A series of our previously described BH3 peptide mimetics derived from Bim-BH3 domain core region were found to exhibit weak to potent PTP1B binding affinity and inhibitory activities via target-based drug screening. Among these compounds, a 12-aa Bim-BH3 core sequence peptide conjugated to palmitic acid (SM-6) displayed good PTP1B binding affinity (K_D = 8.38 nmol/L), inhibitory activity (IC₅₀ = 1.20 μmol/L) and selectivity against other PTPs (TCPTP, LAR, SHP-1 and SHP-2). Furthermore, SM-6 promoted HepG2 cell glucose uptake and inhibited the expression of PTP1B, indicating that SM-6 could improve the insulin resistance effect in the insulin-resistant HepG2 cell model. These results may indicate a new direction for the application of BH3 peptide mimetics and promising PTP1B peptide inhibitors could be designed and developed based on SM-6.
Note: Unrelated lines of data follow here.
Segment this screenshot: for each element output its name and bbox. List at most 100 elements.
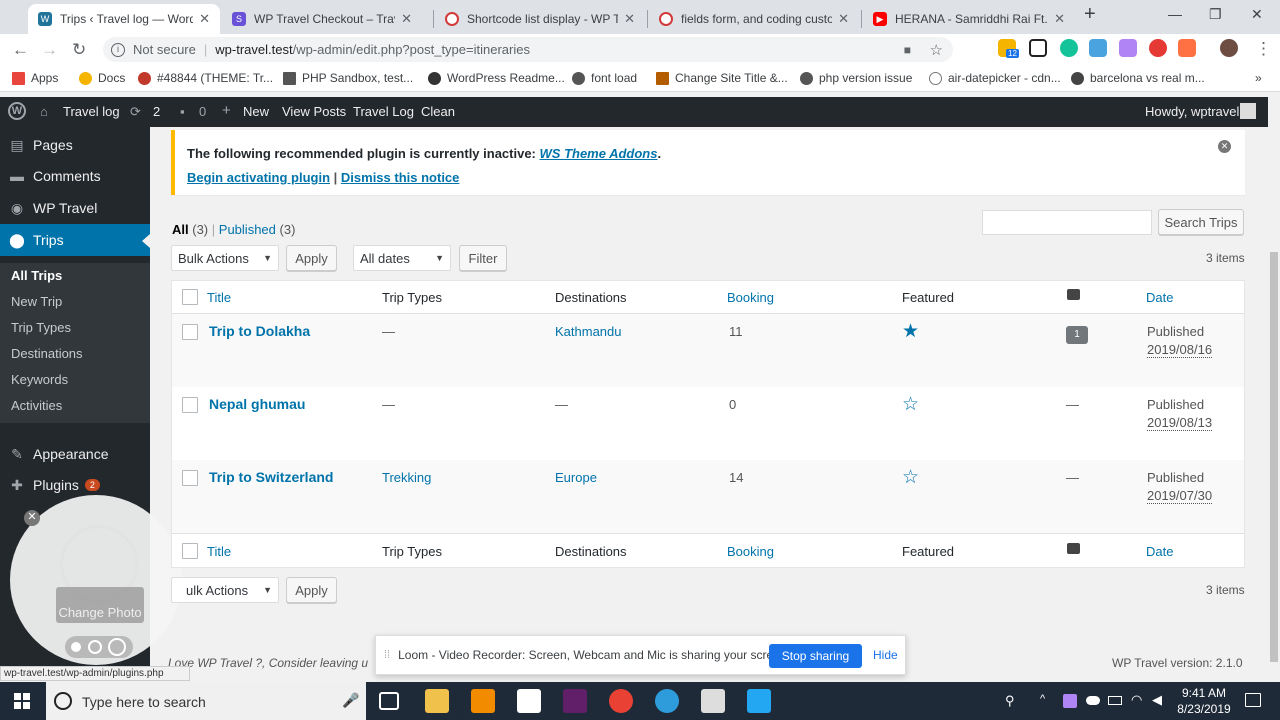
- new-link[interactable]: New: [243, 104, 269, 119]
- windows-start-icon[interactable]: [14, 693, 30, 709]
- bulk-actions-select[interactable]: Bulk Actions ▼: [171, 245, 279, 271]
- bookmark-font-load[interactable]: font load: [572, 71, 637, 85]
- wifi-icon[interactable]: ◠: [1131, 692, 1142, 708]
- featured-star-empty-icon[interactable]: ☆: [902, 466, 919, 489]
- stop-sharing-button[interactable]: Stop sharing: [769, 644, 862, 668]
- destination-link[interactable]: Europe: [555, 470, 597, 485]
- extension-grid-icon[interactable]: [1178, 39, 1196, 57]
- chevron-up-icon[interactable]: ^: [1040, 693, 1045, 705]
- extension-n-icon[interactable]: [1029, 39, 1047, 57]
- plugin-link[interactable]: WS Theme Addons: [540, 146, 658, 161]
- camera-icon[interactable]: ■: [904, 43, 911, 57]
- featured-star-empty-icon[interactable]: ☆: [902, 393, 919, 416]
- trip-title-link[interactable]: Trip to Switzerland: [209, 469, 333, 485]
- trip-type-link[interactable]: Trekking: [382, 470, 431, 485]
- vscode-icon[interactable]: [747, 689, 771, 713]
- filter-all[interactable]: All: [172, 222, 189, 237]
- browser-tab-youtube[interactable]: ▶ HERANA - Samriddhi Rai Ft. Ro ✕: [863, 4, 1075, 34]
- minimize-icon[interactable]: —: [1168, 6, 1182, 22]
- submenu-keywords[interactable]: Keywords: [11, 372, 68, 387]
- select-all-checkbox[interactable]: [182, 543, 198, 559]
- site-name-link[interactable]: Travel log: [63, 104, 120, 119]
- bookmark-theme[interactable]: #48844 (THEME: Tr...: [138, 71, 273, 85]
- begin-activating-link[interactable]: Begin activating plugin: [187, 170, 330, 185]
- sidebar-item-appearance[interactable]: ✎ Appearance: [0, 438, 150, 470]
- column-title[interactable]: Title: [207, 290, 231, 305]
- bookmark-php-sandbox[interactable]: PHP Sandbox, test...: [283, 71, 413, 85]
- submenu-destinations[interactable]: Destinations: [11, 346, 83, 361]
- updates-icon[interactable]: ⟳: [130, 104, 141, 120]
- sidebar-item-comments[interactable]: ▬ Comments: [0, 160, 150, 192]
- search-input[interactable]: [982, 210, 1152, 235]
- row-checkbox[interactable]: [182, 324, 198, 340]
- info-icon[interactable]: i: [111, 42, 125, 57]
- sublime-text-icon[interactable]: [471, 689, 495, 713]
- updates-count[interactable]: 2: [153, 104, 160, 119]
- submenu-new-trip[interactable]: New Trip: [11, 294, 62, 309]
- reload-icon[interactable]: ↻: [72, 40, 86, 60]
- clean-link[interactable]: Clean: [421, 104, 455, 119]
- row-checkbox[interactable]: [182, 397, 198, 413]
- select-all-checkbox[interactable]: [182, 289, 198, 305]
- file-explorer-icon[interactable]: [425, 689, 449, 713]
- extension-ft-icon[interactable]: [1089, 39, 1107, 57]
- trip-title-link[interactable]: Nepal ghumau: [209, 396, 305, 412]
- restore-icon[interactable]: ❐: [1209, 6, 1222, 23]
- close-bubble-icon[interactable]: ✕: [24, 510, 40, 526]
- column-booking[interactable]: Booking: [727, 290, 774, 305]
- browser-tab-shortcode[interactable]: Shortcode list display - WP Tra ✕: [435, 4, 645, 34]
- browser-tab-fields[interactable]: fields form, and coding custom ✕: [649, 4, 859, 34]
- mail-icon[interactable]: [701, 689, 725, 713]
- star-bookmark-icon[interactable]: ☆: [930, 41, 943, 59]
- bookmark-barcelona[interactable]: barcelona vs real m...: [1071, 71, 1205, 85]
- slack-icon[interactable]: [563, 689, 587, 713]
- wordpress-logo-icon[interactable]: W: [8, 102, 26, 120]
- page-scrollbar[interactable]: [1268, 97, 1280, 665]
- bookmark-php-version[interactable]: php version issue: [800, 71, 912, 85]
- taskbar-search-box[interactable]: Type here to search 🎤: [46, 682, 366, 720]
- chrome-icon[interactable]: [609, 689, 633, 713]
- system-clock[interactable]: 9:41 AM 8/23/2019: [1176, 685, 1232, 717]
- forward-arrow-icon[interactable]: →: [41, 40, 58, 60]
- sidebar-item-trips[interactable]: ⬤ Trips: [0, 224, 150, 256]
- column-booking[interactable]: Booking: [727, 544, 774, 559]
- destination-link[interactable]: Kathmandu: [555, 324, 622, 339]
- change-photo-button[interactable]: Change Photo: [56, 587, 144, 623]
- dismiss-notice-link[interactable]: Dismiss this notice: [341, 170, 459, 185]
- column-date[interactable]: Date: [1146, 290, 1173, 305]
- featured-star-filled-icon[interactable]: ★: [902, 320, 919, 343]
- browser-tab-checkout[interactable]: S WP Travel Checkout – Travel lo ✕: [222, 4, 422, 34]
- apply-button-bottom[interactable]: Apply: [286, 577, 337, 603]
- back-arrow-icon[interactable]: ←: [12, 40, 29, 60]
- extension-red-icon[interactable]: [1149, 39, 1167, 57]
- sidebar-item-plugins[interactable]: ✚ Plugins 2: [0, 469, 150, 501]
- comment-count-bubble[interactable]: 1: [1066, 326, 1088, 344]
- close-window-icon[interactable]: ✕: [1251, 6, 1263, 23]
- drag-handle-icon[interactable]: ⁞⁞: [384, 649, 390, 661]
- bookmark-change-site-title[interactable]: Change Site Title &...: [656, 71, 788, 85]
- bookmark-wp-readme[interactable]: WordPress Readme...: [428, 71, 565, 85]
- submenu-trip-types[interactable]: Trip Types: [11, 320, 71, 335]
- sidebar-item-pages[interactable]: ▤ Pages: [0, 129, 150, 161]
- tray-pen-icon[interactable]: [1063, 694, 1077, 708]
- view-posts-link[interactable]: View Posts: [282, 104, 346, 119]
- profile-avatar[interactable]: [1220, 39, 1238, 57]
- comments-count[interactable]: 0: [199, 104, 206, 119]
- plus-icon[interactable]: +: [222, 102, 231, 119]
- comment-bubble-icon[interactable]: ▪: [180, 104, 185, 119]
- edge-icon[interactable]: [655, 689, 679, 713]
- close-tab-icon[interactable]: ✕: [624, 11, 635, 27]
- close-notice-icon[interactable]: ✕: [1218, 140, 1231, 153]
- filter-button[interactable]: Filter: [459, 245, 507, 271]
- grammarly-icon[interactable]: [1060, 39, 1078, 57]
- submenu-all-trips[interactable]: All Trips: [11, 268, 62, 283]
- extension-icon[interactable]: 12: [998, 39, 1019, 58]
- volume-icon[interactable]: ◀: [1152, 692, 1162, 708]
- bubble-size-toggle[interactable]: [65, 636, 133, 658]
- onedrive-cloud-icon[interactable]: [1086, 696, 1100, 705]
- browser-tab-trips[interactable]: W Trips ‹ Travel log — WordPress ✕: [28, 4, 220, 34]
- bookmark-air-datepicker[interactable]: air-datepicker - cdn...: [929, 71, 1061, 85]
- notifications-icon[interactable]: [1245, 693, 1261, 707]
- close-tab-icon[interactable]: ✕: [401, 11, 412, 27]
- close-tab-icon[interactable]: ✕: [838, 11, 849, 27]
通过基于靶标的药物筛选，我们发现一系列先前描述的源自Bim-BH3结构域核心区域的BH3肽模拟物显示出弱至有效的PTP1B结合亲和力和抑制活性。在这些化合物中，与棕榈酸（SM-6）偶联的12-aa Bim-BH3核心序列肽表现出良好的PTP1B结合亲和力（K _D  = 8.38 nmol / L），抑制活性（IC ₅₀ = 1.20μmol/ L）和对其他PTP（TCPTP，LAR，SHP-1和SHP-2）的选择性。此外，SM-6促进HepG2细胞葡萄糖摄取并抑制PTP1B的表达，表明SM-6可以改善胰岛素抵抗性HepG2细胞模型的胰岛素抵抗作用。这些结果可能表明BH3肽模拟物的应用的新方向，可以基于SM-6设计和开发有前途的PTP1B肽抑制剂。